I'm trying to make a command line utility for initializing a InfluxDB database, but I'm pretty new to influx, and C# in general.
With the following response from the Influx DB Database, I'm trying to pretty print this in the console window.
Ideally I would have errors show up in the standard error buffer, and warnings or info's show up in the standard output.
However, when running the code below in a debug environment, messages appears to be in an incorrect format according to several jsonpath checkers that I have used.
JSON input as result.Body
{
"results": [
{
"statement_id": 0,
"messages": [
{
"level": "warning",
"text": "deprecated use of 'CREATE RETENTION POLICY Primary ON SensorData DURATION 30d REPLICATION 1' in a read only context, please use a POST request instead"
}
]
}
]
}
JSON output as messages prior to transformation:
messages {{
"level": "warning",
"text": "deprecated use of 'CREATE RETENTION POLICY Primary ON SensorData DURATION 30d REPLICATION 1' in a read only context, please use a POST request instead"
}} Newtonsoft.Json.Linq.JToken {Newtonsoft.Json.Linq.JObject}
As you can see, the messages output is in a nested object {{}} rather then an array as expected...

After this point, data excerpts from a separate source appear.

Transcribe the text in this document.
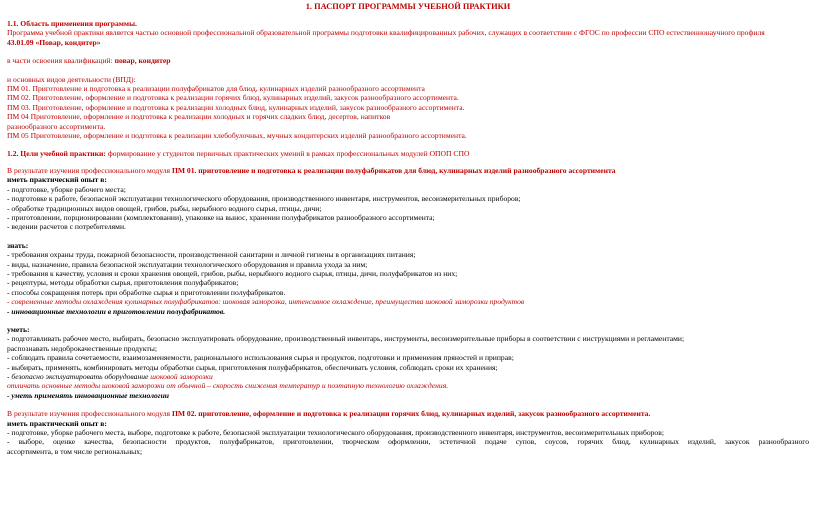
1. ПАСПОРТ ПРОГРАММЫ УЧЕБНОЙ ПРАКТИКИ
1.1. Область применения программы.
Программа учебной практики является частью основной профессиональной образовательной программы подготовки квалифицированных рабочих, служащих в соответствии с ФГОС по профессии СПО естественнонаучного профиля
43.01.09 «Повар, кондитер»
в части освоения квалификаций: повар, кондитер
и основных видов деятельности (ВПД):
ПМ 01. Приготовление и подготовка к реализации полуфабрикатов для блюд, кулинарных изделий разнообразного ассортимента
ПМ 02. Приготовление, оформление и подготовка к реализации горячих блюд, кулинарных изделий, закусок разнообразного ассортимента.
ПМ 03. Приготовление, оформление и подготовка к реализации холодных блюд, кулинарных изделий, закусок разнообразного ассортимента.
ПМ 04 Приготовление, оформление и подготовка к реализации холодных и горячих сладких блюд, десертов, напитков
разнообразного ассортимента.
ПМ 05 Приготовление, оформление и подготовка к реализации хлебобулочных, мучных кондитерских изделий разнообразного ассортимента.
1.2. Цели учебной практики: формирование у студентов первичных практических умений в рамках профессиональных модулей ОПОП СПО
В результате изучения профессионального модуля ПМ 01. приготовление и подготовка к реализации полуфабрикатов для блюд, кулинарных изделий разнообразного ассортимента
иметь практический опыт в:
- подготовке, уборке рабочего места;
- подготовке к работе, безопасной эксплуатации технологического оборудования, производственного инвентаря, инструментов, весоизмерительных приборов;
- обработке традиционных видов овощей, грибов, рыбы, нерыбного водного сырья, птицы, дичи;
- приготовлении, порционировании (комплектовании), упаковке на вынос, хранении полуфабрикатов разнообразного ассортимента;
- ведении расчетов с потребителями.
знать:
- требования охраны труда, пожарной безопасности, производственной санитарии и личной гигиены в организациях питания;
- виды, назначение, правила безопасной эксплуатации технологического оборудования и правила ухода за ним;
- требования к качеству, условия и сроки хранения овощей, грибов, рыбы, нерыбного водного сырья, птицы, дичи, полуфабрикатов из них;
- рецептуры, методы обработки сырья, приготовления полуфабрикатов;
- способы сокращения потерь при обработке сырья и приготовлении полуфабрикатов.
- современные методы охлаждения кулинарных полуфабрикатов: шоковая заморозка, интенсивное охлаждение, преимущества шоковой заморозки продуктов
- инновационные технологии в приготовлении полуфабрикатов.
уметь:
- подготавливать рабочее место, выбирать, безопасно эксплуатировать оборудование, производственный инвентарь, инструменты, весоизмерительные приборы в соответствии с инструкциями и регламентами;
распознавать недоброкачественные продукты;
- соблюдать правила сочетаемости, взаимозаменяемости, рационального использования сырья и продуктов, подготовки и применения пряностей и приправ;
- выбирать, применять, комбинировать методы обработки сырья, приготовления полуфабрикатов, обеспечивать условия, соблюдать сроки их хранения;
- безопасно эксплуатировать оборудование шоковой заморозки
отличать основные методы шоковой заморозки от обычной – скорость снижения температур и поэтапную технологию охлаждения.
- уметь применять инновационные технологии
В результате изучения профессионального модуля ПМ 02. приготовление, оформление и подготовка к реализации горячих блюд, кулинарных изделий, закусок разнообразного ассортимента.
иметь практический опыт в:
- подготовке, уборке рабочего места, выборе, подготовке к работе, безопасной эксплуатации технологического оборудования, производственного инвентаря, инструментов, весоизмерительных приборов;
- выборе, оценке качества, безопасности продуктов, полуфабрикатов, приготовлении, творческом оформлении, эстетичной подаче супов, соусов, горячих блюд, кулинарных изделий, закусок разнообразного
ассортимента, в том числе региональных;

According to https://jsonpath.curiousconcept.com/ and several other jsonpath checkers, I was expecting something similar to:
[
{
"level":"warning",
"text":"deprecated use of 'CREATE RETENTION POLICY Primary ON SensorData DURATION 30d REPLICATION 1' in a read only context, please use a POST request instead"
}
]
C#
private static void PrintResult(IInfluxDataApiResponse result)
{
var output = result.Success ? System.Console.Out : System.Console.Error;
output.WriteLine("["+result.StatusCode + "] : "+result.Body);
var json = JObject.Parse(result.Body);
var messages = json.SelectToken("$.results[*].messages[*]"); //outputs an array of messages if exists. e.g. [{level:warning,text:test}]
if (messages != null)
{
var transformed = messages.Select(m => new { level = (string)m["level"], text = (string)m["text]"] }).ToList();
foreach (var msg in transformed)
{
output.WriteLine($"[{result.StatusCode}] : {msg.level} - {msg.text}");
}
}
}
For my uses at least, using var messages =
json.SelectTokens("$.results[*].messages[*]");
rather then
json.SelectToken("$.results[*].messages[*]");
allowed me to workaround the issue, as I could then treat the result as a C# enumerable, as opposed to special casing 1 result vs many results for SelectToken as it seems to flatten single results into an object, where as other implementations would have it be an array.